İstemek tuhaf bir duygu, kim bilir kaçıncı kez fark ediyorum. Bu mekanizma nasıl çalışıyor, ne tetikliyor ve bir an gelip nasıl duruveriyor bilmiyorum. Ben senden kaçıyorum, kendimden kaçtığımı bilmeden. Ben çok uzun zamandır kaçmayı istemek, korkuyu cesaret sanarak yaşıyorum. Yaşıyormuşum.

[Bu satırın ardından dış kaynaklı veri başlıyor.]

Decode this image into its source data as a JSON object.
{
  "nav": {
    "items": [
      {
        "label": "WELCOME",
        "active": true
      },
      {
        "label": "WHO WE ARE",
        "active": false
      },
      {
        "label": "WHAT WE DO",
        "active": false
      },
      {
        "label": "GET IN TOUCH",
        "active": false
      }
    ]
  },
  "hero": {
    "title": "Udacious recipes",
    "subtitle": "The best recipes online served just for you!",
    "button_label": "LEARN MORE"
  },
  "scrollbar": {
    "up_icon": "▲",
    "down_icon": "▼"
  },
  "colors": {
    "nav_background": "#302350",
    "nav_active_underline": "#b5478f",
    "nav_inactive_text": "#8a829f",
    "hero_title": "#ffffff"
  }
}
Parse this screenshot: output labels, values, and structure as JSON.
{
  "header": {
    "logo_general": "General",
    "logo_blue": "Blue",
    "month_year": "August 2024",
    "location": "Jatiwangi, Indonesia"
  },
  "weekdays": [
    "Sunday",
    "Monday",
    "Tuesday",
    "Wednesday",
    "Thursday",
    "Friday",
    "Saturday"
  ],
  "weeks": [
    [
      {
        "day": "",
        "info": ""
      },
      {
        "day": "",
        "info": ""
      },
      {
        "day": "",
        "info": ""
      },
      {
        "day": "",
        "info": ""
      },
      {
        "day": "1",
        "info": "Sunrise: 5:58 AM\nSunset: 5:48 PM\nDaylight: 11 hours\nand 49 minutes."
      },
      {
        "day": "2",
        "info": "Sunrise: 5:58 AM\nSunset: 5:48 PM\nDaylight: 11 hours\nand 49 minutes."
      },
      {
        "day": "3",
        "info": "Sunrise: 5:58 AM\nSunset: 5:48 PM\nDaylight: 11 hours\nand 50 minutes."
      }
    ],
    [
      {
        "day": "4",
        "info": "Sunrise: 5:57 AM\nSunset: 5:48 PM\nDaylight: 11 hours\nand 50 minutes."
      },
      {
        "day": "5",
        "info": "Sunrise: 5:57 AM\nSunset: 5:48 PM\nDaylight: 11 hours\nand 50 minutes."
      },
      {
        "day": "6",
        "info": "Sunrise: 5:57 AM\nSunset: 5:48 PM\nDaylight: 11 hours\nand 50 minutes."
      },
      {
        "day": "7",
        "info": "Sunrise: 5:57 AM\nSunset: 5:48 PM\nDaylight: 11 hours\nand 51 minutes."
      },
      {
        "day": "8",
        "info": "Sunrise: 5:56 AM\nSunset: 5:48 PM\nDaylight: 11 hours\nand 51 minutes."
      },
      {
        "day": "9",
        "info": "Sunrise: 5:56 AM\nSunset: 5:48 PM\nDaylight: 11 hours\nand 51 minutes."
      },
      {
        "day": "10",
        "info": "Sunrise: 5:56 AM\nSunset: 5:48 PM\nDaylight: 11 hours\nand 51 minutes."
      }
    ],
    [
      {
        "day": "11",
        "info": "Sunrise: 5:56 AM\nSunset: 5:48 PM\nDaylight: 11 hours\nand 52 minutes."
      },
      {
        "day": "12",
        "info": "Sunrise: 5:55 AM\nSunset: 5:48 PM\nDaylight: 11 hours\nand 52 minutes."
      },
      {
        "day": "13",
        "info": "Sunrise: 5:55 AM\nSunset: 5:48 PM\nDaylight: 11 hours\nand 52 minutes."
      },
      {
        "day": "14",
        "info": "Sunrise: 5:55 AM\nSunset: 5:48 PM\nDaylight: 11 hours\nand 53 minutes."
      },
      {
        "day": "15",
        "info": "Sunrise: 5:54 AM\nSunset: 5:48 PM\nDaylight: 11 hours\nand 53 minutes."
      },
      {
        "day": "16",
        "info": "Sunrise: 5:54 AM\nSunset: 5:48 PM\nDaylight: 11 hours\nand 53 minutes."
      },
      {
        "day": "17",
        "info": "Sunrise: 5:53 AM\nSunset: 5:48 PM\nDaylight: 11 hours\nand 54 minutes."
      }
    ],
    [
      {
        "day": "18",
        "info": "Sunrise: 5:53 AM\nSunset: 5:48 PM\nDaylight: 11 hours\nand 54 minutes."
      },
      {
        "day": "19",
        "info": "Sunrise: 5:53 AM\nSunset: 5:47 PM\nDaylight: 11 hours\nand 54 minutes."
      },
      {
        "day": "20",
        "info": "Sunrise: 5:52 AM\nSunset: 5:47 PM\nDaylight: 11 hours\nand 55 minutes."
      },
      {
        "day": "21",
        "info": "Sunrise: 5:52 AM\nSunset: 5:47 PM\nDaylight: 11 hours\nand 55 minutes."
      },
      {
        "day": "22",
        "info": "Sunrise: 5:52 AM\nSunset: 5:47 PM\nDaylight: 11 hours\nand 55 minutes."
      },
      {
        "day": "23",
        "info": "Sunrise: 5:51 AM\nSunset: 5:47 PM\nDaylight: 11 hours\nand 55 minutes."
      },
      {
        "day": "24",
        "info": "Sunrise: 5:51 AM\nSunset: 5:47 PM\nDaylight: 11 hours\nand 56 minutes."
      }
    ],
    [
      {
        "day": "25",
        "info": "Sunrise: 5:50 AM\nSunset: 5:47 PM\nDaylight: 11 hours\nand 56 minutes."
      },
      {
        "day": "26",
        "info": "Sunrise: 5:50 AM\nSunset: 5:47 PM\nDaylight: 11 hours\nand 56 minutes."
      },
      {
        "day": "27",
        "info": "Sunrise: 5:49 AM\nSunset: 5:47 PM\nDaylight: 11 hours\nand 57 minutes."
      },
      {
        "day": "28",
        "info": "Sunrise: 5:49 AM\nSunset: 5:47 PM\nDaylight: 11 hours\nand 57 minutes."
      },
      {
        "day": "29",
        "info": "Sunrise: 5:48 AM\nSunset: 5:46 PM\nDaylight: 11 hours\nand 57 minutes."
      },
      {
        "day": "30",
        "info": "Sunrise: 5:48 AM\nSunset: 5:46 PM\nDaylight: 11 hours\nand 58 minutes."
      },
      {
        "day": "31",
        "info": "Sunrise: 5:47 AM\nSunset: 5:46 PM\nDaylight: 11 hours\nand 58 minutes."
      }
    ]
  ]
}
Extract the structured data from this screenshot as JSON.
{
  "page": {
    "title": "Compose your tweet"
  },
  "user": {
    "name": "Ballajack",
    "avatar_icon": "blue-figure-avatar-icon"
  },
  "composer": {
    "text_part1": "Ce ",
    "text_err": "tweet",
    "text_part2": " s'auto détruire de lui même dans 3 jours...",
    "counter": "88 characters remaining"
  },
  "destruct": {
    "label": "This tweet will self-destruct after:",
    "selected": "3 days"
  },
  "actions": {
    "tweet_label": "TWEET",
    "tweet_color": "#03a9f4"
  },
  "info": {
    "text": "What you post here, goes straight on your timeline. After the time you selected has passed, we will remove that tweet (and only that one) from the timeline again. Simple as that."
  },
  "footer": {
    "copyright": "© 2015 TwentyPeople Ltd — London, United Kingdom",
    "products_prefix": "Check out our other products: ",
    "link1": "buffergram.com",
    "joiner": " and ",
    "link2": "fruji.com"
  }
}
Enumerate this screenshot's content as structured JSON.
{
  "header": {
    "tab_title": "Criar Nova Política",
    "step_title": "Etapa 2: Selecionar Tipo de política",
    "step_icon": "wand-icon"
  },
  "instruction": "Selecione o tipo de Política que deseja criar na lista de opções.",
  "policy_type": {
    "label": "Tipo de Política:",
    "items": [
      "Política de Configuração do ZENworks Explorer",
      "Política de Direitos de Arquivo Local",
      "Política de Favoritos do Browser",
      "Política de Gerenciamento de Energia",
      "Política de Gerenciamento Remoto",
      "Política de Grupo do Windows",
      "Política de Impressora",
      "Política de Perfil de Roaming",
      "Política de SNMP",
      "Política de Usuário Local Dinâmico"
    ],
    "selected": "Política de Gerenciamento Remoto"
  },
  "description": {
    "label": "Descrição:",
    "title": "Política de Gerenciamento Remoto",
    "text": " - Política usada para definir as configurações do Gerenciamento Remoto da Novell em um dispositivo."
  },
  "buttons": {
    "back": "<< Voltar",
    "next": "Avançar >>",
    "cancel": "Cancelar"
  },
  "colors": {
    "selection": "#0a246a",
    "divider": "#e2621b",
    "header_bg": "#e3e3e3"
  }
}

Gece soğuk, gece uzun, bu şehirde şimdi hep gece.

1 Ekim 2009 Perşembe

yol

Hayatlarımızda karşılaştığımız insanların tek bir ortak noktası var, hepsi bir yerden geliyor, bir yere gidiyorlar. Bu insanları birbirinden ayıransa kiminin gittiği yere doğru giderken daha kendinden emin yürümesi, adımlarını atarken kah yeri, kah yüreğimizi titretmesi, kimininse gittiği yerden emin olmaması, bu emin olamama halinin adımları üzerindeki yansımasının da ağır aksak, özensiz, gevşek adımlar olması. Öyle gevşek adımları ki kendileri takılıp düşer ya da düşmenin eşiğinden dönüp dururlar, kendileri düşmediklerinde de size bir çelme takmaları işten bile değildir. Çünkü bu türler kendinden emin olmadıklarında başkası da şaşırsın ister, çünkü kendi rotaları yoksa herkes kaybolsun ister, çünkü kendileri mutlu değilse, herkes umutsuzluğa düşsün ister. Acı çeksin istemez belki, çünkü umutsuzluk her zaman acıdan daha acıdır.
Otobüslerin camına, trenlerin camına, vapurların demirine dayanıp ufuklara, uzaklara bakar insan yolda. Şanslıysa denize, gökyüzüne bakarak sürdürür yolculuğunu, yerlerdeki çizgilere takılır gözü, yolun kenarında arada görünüp sonra küçülerek kaybolan insanlara, hayvanlara. Ya da şanssızlıktan veya kendini mecbur ettiğinden karanlık duvarlara ya da başkalarının suratlarına bakarak sürdürür yolculuğunu. O zaman yol kenarında küçülen insanları, hayvanları, hava yavaştan kararmaya koyuldukça ışıkları keskinleşen direkleri görmez, başkalarının suratlarında kendini arar, karanlık duvarlara çarpa çarpa içi kararır.
Yola çıkmak, yolda olmak hep güzeldir. Denize bakmak gibi, uzaktaki kara parçalarındaki ışık kümeleri gibi. İnsan ne zaman başladığını bilemez her zaman yolculuğunun, ama denize mi bakıyor, karanlık duvarlara mı, bunu hep bilir.